My frequency of posting has gone down in the last couple of weeks due to a combination of excessive busy-ness and a not wholly successful attempt to catch up with stuff before going on holiday. Here’s a brief overview of some of the things I would have written about if I’d had more time.
The Nanotechnology Engagement Group (which I chair) met last week to sketch out some of the directions of its second policy report, informed in part by an excellent workshop – Terms of Engagement – held in London a few weeks ago. The workshop brought together policy-makers, practitioners of public engagement, members of the public who had been involved in public engagement events about nanotechnology, and scientists, to explore the different expectations and aspirations these different actors have, and the tensions that arise when these expectations aren’t compatible.
The UK government’s funding body for the physical sciences, EPSRC, held a town meeting to discuss its new draft nanotechnology strategy last week. About 50 of the UKs leading nanoscientists attended; To summarise the mood of the meeting, people were pleased that EPSRC was drawing up a strategy, but they thought that the tentative plan was not nearly ambitious enough. EPSRC and its Strategic Working Group on Nanotechnology (of which I am a member) will be revising the draft strategy in line with these comments and the result should be presented to EPSRC Council for approval in October.
The last two issues of Nature have much to interest the nanotechnologist. Nanotubes unwrapped introduces the idea of using exfoliated graphite as a reinforcing material in composites; this should produce many of the advantages that people hope for in nanotube composites (but which have not yet so far fully materialised) at much lower cost. Spintronics at the atomic level describes a very elegant experiment in which a single manganese atom is introduced as a substitutional dopant on a gallium arsenide surface using a scanning tunnelling microscope, to probe its magnetic interactions with the surroundings. This week’s issue also includes a very interesting set of review articles about microfluidics, including pieces by George Whitesides and Harold Craighead, to which there is free access.
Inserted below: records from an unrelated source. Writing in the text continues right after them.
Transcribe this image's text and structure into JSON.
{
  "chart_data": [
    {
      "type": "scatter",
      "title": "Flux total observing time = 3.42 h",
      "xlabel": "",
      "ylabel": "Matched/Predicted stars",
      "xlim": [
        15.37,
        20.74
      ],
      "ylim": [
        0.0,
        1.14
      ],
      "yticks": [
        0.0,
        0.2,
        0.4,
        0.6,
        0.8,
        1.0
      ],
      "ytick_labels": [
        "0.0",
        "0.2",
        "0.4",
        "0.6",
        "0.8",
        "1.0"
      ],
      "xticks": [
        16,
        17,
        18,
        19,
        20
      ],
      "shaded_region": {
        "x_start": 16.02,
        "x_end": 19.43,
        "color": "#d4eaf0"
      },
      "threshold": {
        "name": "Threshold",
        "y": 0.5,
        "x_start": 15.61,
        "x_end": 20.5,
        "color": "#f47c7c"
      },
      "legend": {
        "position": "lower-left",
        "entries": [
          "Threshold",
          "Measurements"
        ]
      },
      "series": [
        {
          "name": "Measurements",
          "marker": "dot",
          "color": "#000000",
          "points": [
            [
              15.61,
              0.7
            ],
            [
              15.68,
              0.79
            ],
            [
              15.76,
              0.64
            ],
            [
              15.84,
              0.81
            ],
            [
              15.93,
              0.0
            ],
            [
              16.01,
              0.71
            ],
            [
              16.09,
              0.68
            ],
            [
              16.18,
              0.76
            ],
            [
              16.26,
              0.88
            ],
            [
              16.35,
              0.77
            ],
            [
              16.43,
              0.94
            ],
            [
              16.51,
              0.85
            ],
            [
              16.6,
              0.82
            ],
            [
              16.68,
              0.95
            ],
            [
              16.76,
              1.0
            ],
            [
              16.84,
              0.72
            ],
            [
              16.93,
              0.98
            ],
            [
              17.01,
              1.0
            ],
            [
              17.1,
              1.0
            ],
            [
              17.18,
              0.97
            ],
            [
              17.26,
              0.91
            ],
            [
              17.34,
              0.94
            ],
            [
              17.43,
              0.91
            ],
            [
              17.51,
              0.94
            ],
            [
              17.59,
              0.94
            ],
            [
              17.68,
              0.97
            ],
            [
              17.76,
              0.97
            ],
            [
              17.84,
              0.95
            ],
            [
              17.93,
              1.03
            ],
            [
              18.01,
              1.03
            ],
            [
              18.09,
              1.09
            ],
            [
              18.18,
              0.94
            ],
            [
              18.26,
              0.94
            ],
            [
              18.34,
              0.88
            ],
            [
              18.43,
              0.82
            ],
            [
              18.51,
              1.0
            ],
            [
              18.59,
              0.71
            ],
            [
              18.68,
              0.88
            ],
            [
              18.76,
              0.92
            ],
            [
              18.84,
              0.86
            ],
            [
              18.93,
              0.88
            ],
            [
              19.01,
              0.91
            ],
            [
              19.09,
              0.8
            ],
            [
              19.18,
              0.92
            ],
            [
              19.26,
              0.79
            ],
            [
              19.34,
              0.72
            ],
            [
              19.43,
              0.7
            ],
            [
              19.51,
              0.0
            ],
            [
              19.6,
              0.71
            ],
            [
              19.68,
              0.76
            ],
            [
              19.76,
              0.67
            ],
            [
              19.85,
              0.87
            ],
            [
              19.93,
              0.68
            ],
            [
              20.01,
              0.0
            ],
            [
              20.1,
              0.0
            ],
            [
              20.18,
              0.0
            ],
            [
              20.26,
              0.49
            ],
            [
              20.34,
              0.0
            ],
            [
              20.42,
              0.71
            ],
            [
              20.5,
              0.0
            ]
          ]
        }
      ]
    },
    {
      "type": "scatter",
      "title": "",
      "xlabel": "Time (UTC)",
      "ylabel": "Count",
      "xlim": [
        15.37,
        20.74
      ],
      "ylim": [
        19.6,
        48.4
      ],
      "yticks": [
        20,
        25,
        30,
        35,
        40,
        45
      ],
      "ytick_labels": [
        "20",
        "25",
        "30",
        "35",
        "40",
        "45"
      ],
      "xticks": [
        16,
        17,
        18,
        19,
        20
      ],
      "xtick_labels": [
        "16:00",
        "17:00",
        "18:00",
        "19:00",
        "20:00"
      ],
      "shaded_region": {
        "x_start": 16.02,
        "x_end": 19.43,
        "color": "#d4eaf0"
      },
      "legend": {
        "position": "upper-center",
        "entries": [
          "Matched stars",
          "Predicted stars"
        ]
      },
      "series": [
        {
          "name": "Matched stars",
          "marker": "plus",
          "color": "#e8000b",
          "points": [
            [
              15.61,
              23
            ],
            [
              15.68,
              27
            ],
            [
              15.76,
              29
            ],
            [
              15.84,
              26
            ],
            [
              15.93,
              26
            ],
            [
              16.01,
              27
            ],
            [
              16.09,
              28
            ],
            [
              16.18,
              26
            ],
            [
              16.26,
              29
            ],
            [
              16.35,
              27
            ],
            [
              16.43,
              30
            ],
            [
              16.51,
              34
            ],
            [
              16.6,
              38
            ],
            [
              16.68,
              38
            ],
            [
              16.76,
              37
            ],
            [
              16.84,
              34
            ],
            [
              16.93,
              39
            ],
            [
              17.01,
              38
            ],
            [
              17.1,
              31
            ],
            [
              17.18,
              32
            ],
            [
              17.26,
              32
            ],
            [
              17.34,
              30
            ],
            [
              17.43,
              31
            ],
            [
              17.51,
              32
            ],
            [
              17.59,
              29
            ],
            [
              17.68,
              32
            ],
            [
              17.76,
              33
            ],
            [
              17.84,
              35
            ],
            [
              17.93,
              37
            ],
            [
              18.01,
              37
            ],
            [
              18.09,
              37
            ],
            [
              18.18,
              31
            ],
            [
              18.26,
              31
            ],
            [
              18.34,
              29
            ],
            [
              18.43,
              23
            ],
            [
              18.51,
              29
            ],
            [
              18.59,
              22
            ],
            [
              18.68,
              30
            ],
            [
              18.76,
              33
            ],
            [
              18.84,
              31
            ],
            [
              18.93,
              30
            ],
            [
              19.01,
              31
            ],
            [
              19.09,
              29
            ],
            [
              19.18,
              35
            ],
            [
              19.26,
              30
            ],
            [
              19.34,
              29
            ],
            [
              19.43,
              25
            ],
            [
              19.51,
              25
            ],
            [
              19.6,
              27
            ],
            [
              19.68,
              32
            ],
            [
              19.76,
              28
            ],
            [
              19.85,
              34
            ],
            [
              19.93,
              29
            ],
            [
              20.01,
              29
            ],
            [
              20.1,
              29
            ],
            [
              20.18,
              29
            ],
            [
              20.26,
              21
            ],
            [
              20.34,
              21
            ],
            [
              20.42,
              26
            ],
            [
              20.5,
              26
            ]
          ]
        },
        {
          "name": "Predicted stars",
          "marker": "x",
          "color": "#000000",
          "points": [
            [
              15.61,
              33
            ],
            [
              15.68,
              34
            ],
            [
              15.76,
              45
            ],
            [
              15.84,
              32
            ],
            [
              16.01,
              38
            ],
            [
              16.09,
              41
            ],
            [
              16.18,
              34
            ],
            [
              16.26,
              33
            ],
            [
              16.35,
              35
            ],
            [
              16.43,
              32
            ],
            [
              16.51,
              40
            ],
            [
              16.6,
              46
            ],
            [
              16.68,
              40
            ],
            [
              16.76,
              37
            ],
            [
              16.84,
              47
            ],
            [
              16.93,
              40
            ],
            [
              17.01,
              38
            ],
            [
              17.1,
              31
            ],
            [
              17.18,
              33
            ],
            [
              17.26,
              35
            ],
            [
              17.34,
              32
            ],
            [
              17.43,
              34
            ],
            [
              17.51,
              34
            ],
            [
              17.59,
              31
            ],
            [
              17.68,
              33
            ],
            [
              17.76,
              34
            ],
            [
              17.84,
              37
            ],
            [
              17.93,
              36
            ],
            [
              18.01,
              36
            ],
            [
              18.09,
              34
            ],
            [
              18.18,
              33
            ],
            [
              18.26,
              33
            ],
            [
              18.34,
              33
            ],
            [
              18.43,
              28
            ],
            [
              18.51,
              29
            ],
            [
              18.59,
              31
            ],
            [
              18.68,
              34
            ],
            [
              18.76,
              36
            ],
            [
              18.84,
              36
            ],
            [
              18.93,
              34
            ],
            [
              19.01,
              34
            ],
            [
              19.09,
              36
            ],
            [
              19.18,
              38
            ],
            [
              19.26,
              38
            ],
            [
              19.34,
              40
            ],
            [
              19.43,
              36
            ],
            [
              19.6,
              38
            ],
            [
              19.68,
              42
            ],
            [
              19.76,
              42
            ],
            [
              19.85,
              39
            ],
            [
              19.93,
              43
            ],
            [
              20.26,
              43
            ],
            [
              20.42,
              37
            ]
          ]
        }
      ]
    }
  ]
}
Rob Freitas has put together a website for his Nanofactory collaboration. Having complained on this blog before that my own critique of MNT proposals has been ignored by MNT proponents, it’s only fair for me to recognise that this site has a section about technical challenges which explicitly acknowledges such critiques with these positive words:
“This list, which is almost certainly incomplete, parallels and incorporates the written concerns expressed in thoughtful commentaries by Philip Moriarty in 2005 and Richard Jones in 2006. We welcome these critiques and would encourage additional constructive commentary – and suggestions for additional technical challenges that we may have overlooked – along similar lines by others.”
Finally, in a not totally unrelated development, the UKs funding council, EPSRC, will be running an Ideas Factory on the subject of Matter compilation via molecular manufacturing: reconstructing the wheel. The way this program works is that participants spend a week generating new ideas and collaborations, and at the end of it £1.45 million funding is guaranteed for the best proposals. I’ve been asked to act as the director of this activity, which should take place early in the New Year.